I knew right away she could have no vision in that eye. And she didn't respond to my waving from inside. She'd occasionally turn her head to scan with the good eye, but it's clear to me she's using her hearing and the cues from contentedly feeding birds to listen for danger. Not that much different from feeding at night; safer, maybe, because she's got the birds as watchdogs. As long as the cardinals are cracking seeds and the goldfinches are chatting she's good.
So...how did it happen? Well, I can only guess, and present a pretty obvious (illustrated) hypothesis.
Ellen is not a dominant doe, thanks to her very small size. In fact, the first time I saw her in 2009 I took her for a yearling. Look at the difference between her and Boss Doe here. She's movin' on up to the corn.
And Boss Doe says NO. Baboom!
And Ellen retreats, her trademark head tilt giving her away.
She withdraws and thinks a moment.
Comes right back. Here's the windup
And here's the pitch. Look at that pure nastiness on Boss Doe's face.
Ellen: Yeah yeah. Kick me.
My Ellen is a scrapper.
She comes back around.
And gives as good as she gets. Baboom! take that, Boss Doe!
Another altercation, this one quite telling. Boss Doe again, on another day. (You can tell Boss Doe by her cinnamon face markings).

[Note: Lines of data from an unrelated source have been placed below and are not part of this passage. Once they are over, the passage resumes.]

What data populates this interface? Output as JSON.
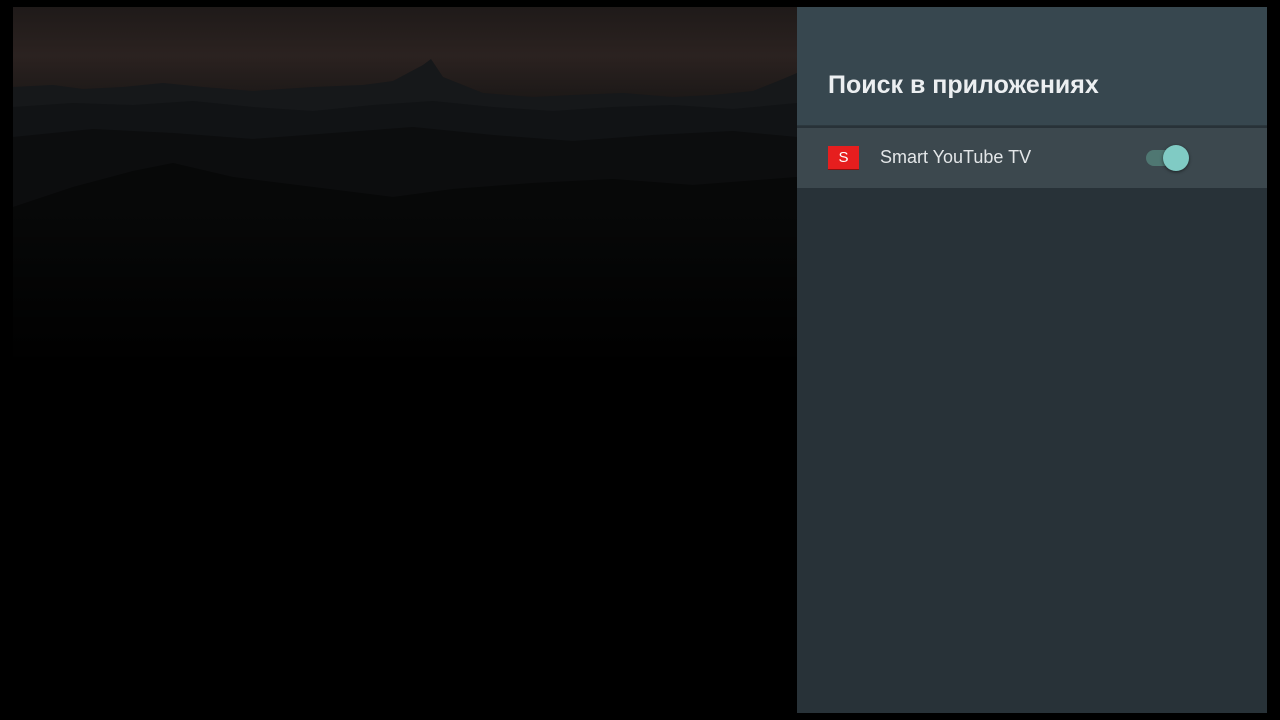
{
  "panel": {
    "title": "Поиск в приложениях",
    "items": [
      {
        "app_name": "Smart YouTube TV",
        "icon_letter": "S",
        "icon": "smart-youtube-tv-app-icon",
        "icon_color": "#e61e1e",
        "enabled": true
      }
    ]
  },
  "colors": {
    "panel_background": "#283238",
    "header_background": "#37474f",
    "selected_row": "#3c484e",
    "toggle_on_thumb": "#80cbc4",
    "toggle_on_track": "#4f7772"
  },
  "background": {
    "image": "dark-mountain-silhouette-wallpaper"
  }
}
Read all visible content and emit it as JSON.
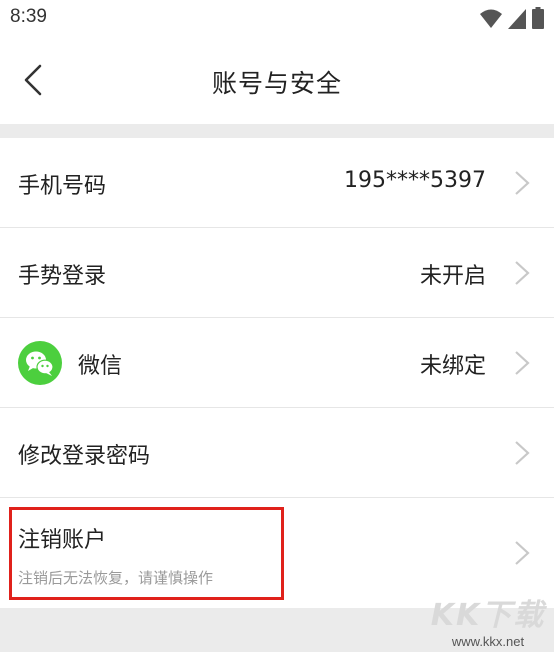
{
  "status_bar": {
    "time": "8:39",
    "icons": [
      "wifi-icon",
      "signal-icon",
      "battery-icon"
    ]
  },
  "header": {
    "title": "账号与安全",
    "back_icon": "back-arrow-icon"
  },
  "rows": [
    {
      "label": "手机号码",
      "value": "195****5397"
    },
    {
      "label": "手势登录",
      "value": "未开启"
    },
    {
      "label": "微信",
      "value": "未绑定",
      "icon": "wechat-icon"
    },
    {
      "label": "修改登录密码",
      "value": ""
    },
    {
      "label": "注销账户",
      "sublabel": "注销后无法恢复，请谨慎操作"
    }
  ],
  "annotation": {
    "highlight_color": "#e0211b"
  },
  "watermark": {
    "title": "KK下载",
    "url": "www.kkx.net"
  },
  "colors": {
    "wechat_green": "#4ccf3e",
    "background": "#ebebeb"
  }
}
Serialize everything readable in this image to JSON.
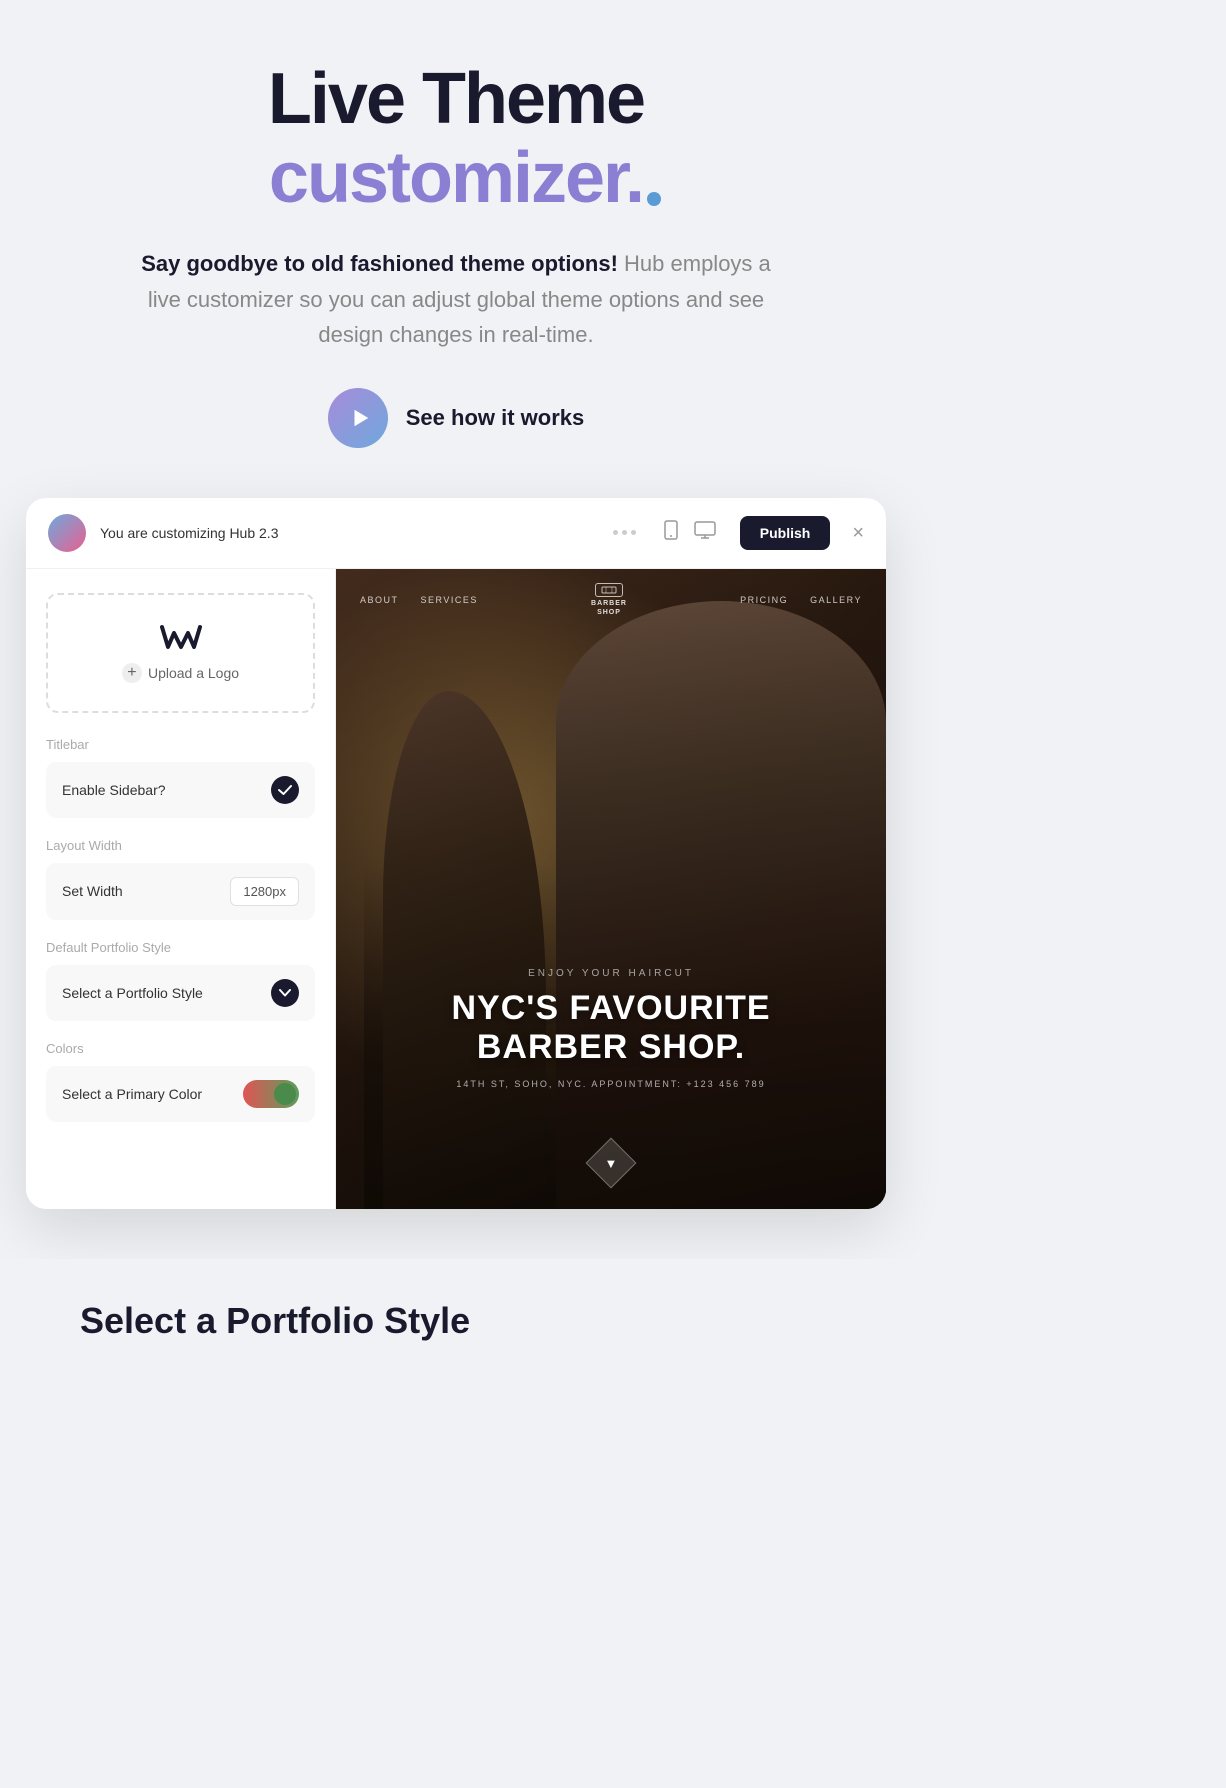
{
  "hero": {
    "title_line1": "Live Theme",
    "title_line2": "customizer.",
    "description_bold": "Say goodbye to old fashioned theme options!",
    "description_brand": " Hub",
    "description_rest": " employs a live customizer so you can adjust global theme options and see design changes in real-time.",
    "play_label": "See how it works"
  },
  "widget": {
    "header": {
      "customizing_text": "You are customizing Hub 2.3",
      "publish_label": "Publish",
      "close_label": "×"
    },
    "left_panel": {
      "logo_upload_label": "Upload a Logo",
      "titlebar_label": "Titlebar",
      "enable_sidebar_label": "Enable Sidebar?",
      "layout_width_label": "Layout Width",
      "set_width_label": "Set Width",
      "width_value": "1280px",
      "portfolio_style_label": "Default Portfolio Style",
      "select_portfolio_label": "Select a Portfolio Style",
      "colors_label": "Colors",
      "select_color_label": "Select a Primary Color"
    },
    "right_panel": {
      "nav": {
        "about": "ABOUT",
        "services": "SERVICES",
        "logo_text": "BARBER\nSHOP",
        "pricing": "PRICING",
        "gallery": "GALLERY"
      },
      "content": {
        "enjoy_text": "ENJOY YOUR HAIRCUT",
        "headline_line1": "NYC'S FAVOURITE",
        "headline_line2": "BARBER SHOP.",
        "address": "14TH ST, SOHO, NYC. APPOINTMENT: +123 456 789"
      }
    }
  },
  "bottom": {
    "select_portfolio_label": "Select a Portfolio Style"
  }
}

Ellen, clearly telling her to honk off.
and Boss comes in with a face kick. Dirty dancing, Boss Doe.
Think I figured out how Ellen was blinded. She even seems to be flashing back as Boss finishes her lashing kick.
Lest you blame Boss Doe for being mean to Ellen, who is mean right back, know that this unfortunate incident could well have occurred because of the feeding setup I've created here. What food resource in nature would evoke such angry spats? I doubt they'd tussle over a dogwood branch or pine needles. Corn is a powerful attractant, perhaps constituting a supernormal stimulus. So good they have to kick for it. I'm reminded of when I learned as a Bio Anthro major that honey is the only resource peaceful hunter-gatherer Kalahari Bushmen would fight over.
I'm feeling a bit guilty about this. Without corn, though, I wouldn't know any of them. Jane Goodall had to start putting bananas out at Gombe Stream to see anything more of the chimpanzees than a black blur in the treetops. And what that simple action and her resulting study opportunities gave to the world, who could ever estimate? I don't in any way mean to compare myself to Jane, lest Corey Photoshop my head onto her lithe tan 30-something body (please do!)
But there are parallels. To know the deer well enough to be able to say anything about them, I must bring them out of the woods. And Ellen may have paid the ultimate price for my thirst to know more about deer.
In animal behavior, one must consider that what happens in our view might be happening because we're there.